The grant found that blood concentrations of vitamin B6 and methionine were substantially lower in lung cancer cases than in the control group. The results indicate that increasing levels of both vitamin B6 and methionine protects against lung cancer.
H. Bas Bueno-de-Mesquita, at Univeristy Medical Centre Utrecht, examined the association between antioxidant levels in blood and colorectal cancer risk.
The research found an association between higher blood levels of vitamin A and a lower risk of developing colorectal cancer, particular of those cancers originating in the large intestine. Higher levels of vitamin A precursors (α- and β-carotene) were also associated with a lower risk of cancer in the large intestine but, surprisingly, higher levels of α-carotene were associated with an increased risk of cancers originating in the rectum
Par Stattin, at Umea University in Sweden, conducted research that explored whether those with high BMI, blood pressure, glucose, cholesterol and triglycerides had a higher risk of cancer and cancer death.
The first research grant awarded to the Me-Can study found high levels of glucose were associated with an increased risk of cancer and cancer death independently of obesity and overweight. A second research grant for this study found that men and women with high levels of blood pressure, glucose, triglycerides and height had a higher risk of cancer overall, with a specific increased risk of cancer in the ovary, liver, brain, thyroid, endometrium, postmenopausal breast, gynaecological, pancreas, colon/rectum, bladder, cervix, skin, blood, gastric, kidney, esophagus and gallbladder. An association was found between high levels of these factors and prostate cancer death, but not prostate cancer incidence.
Nuria Malats, at the Spanish National Cancer Research Centre, investigated whether having low levels of serum 25(OH)D (the best marker of vitamin D) would increase the risk of developing bladder cancer.
This research found that individuals who had a low serum 25(OH)D level had almost double the risk of developing bladder cancer. This association was higher for a more aggressive, muscle invasive, bladder cancer type. It was also found that bladder cancer tumour patients with higher levels of 25(OH)D were less likely to progress.
Dr Sabina Rinaldi, at the International Agency for Research on Cancer, explored the association between thyroid cancer risk and body size and thyroid hormone concentration.
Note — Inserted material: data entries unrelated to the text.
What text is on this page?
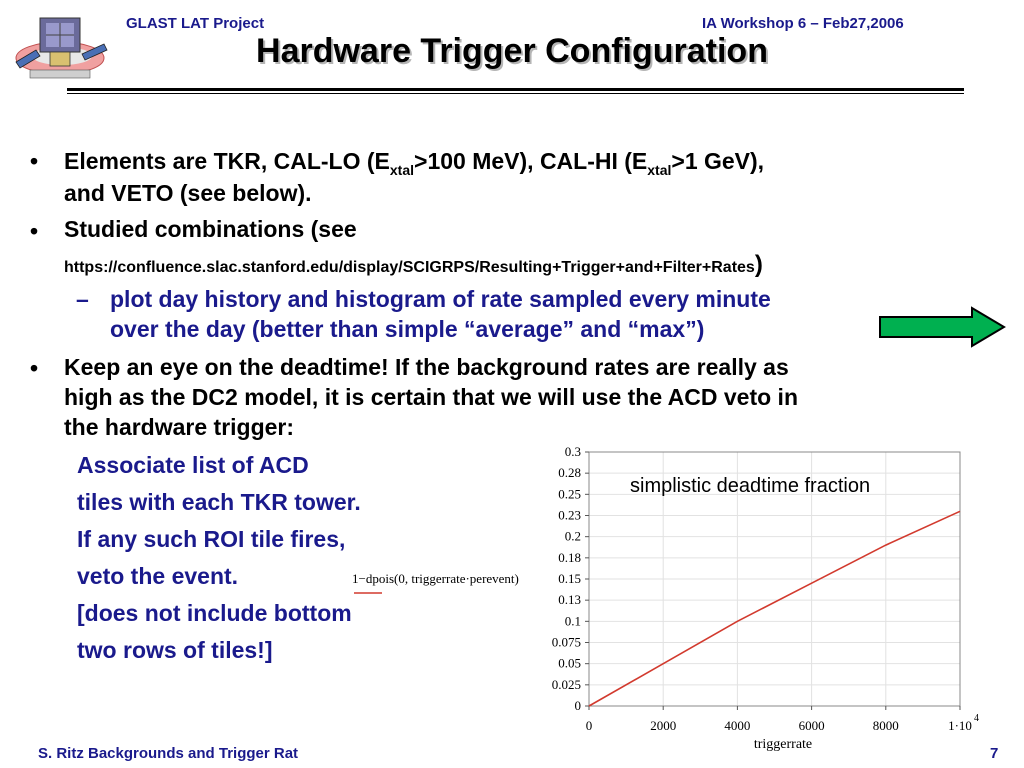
GLAST LAT Project	IA Workshop 6 – Feb27,2006
Hardware Trigger Configuration
• Elements are TKR, CAL-LO ($E_{xtal}>100$ MeV), CAL-HI ($E_{xtal}>1$ GeV),
and VETO (see below).
• Studied combinations (see
https://confluence.slac.stanford.edu/display/SCIGRPS/Resulting+Trigger+and+Filter+Rates)
– plot day history and histogram of rate sampled every minute
over the day (better than simple “average” and “max”)
• Keep an eye on the deadtime! If the background rates are really as
high as the DC2 model, it is certain that we will use the ACD veto in
the hardware trigger:
Associate list of ACD
tiles with each TKR tower.
If any such ROI tile fires,
veto the event.
[does not include bottom
two rows of tiles!]
0
0.025
0.05
0.075
0.1
0.13
0.15
0.18
0.2
0.23
0.25
0.28
0.3
0	2000	4000	6000	8000	1·10 4
simplistic deadtime fraction
1−dpois(0, triggerrate·perevent)
triggerrate
S. Ritz Backgrounds and Trigger Rat	7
The research found a significant link between thyroid cancer and body mass index, height, waist circumference, and waist-to-hip ratio in women; and leg length and thyroid cancer in men. In both genders higher levels of a thyroid hormone known as thyroglobulin, and lower levels of thyrotropin, were associated with increased thyroid cancer risk; however, neither marker was accurate enough to be used as a screening test.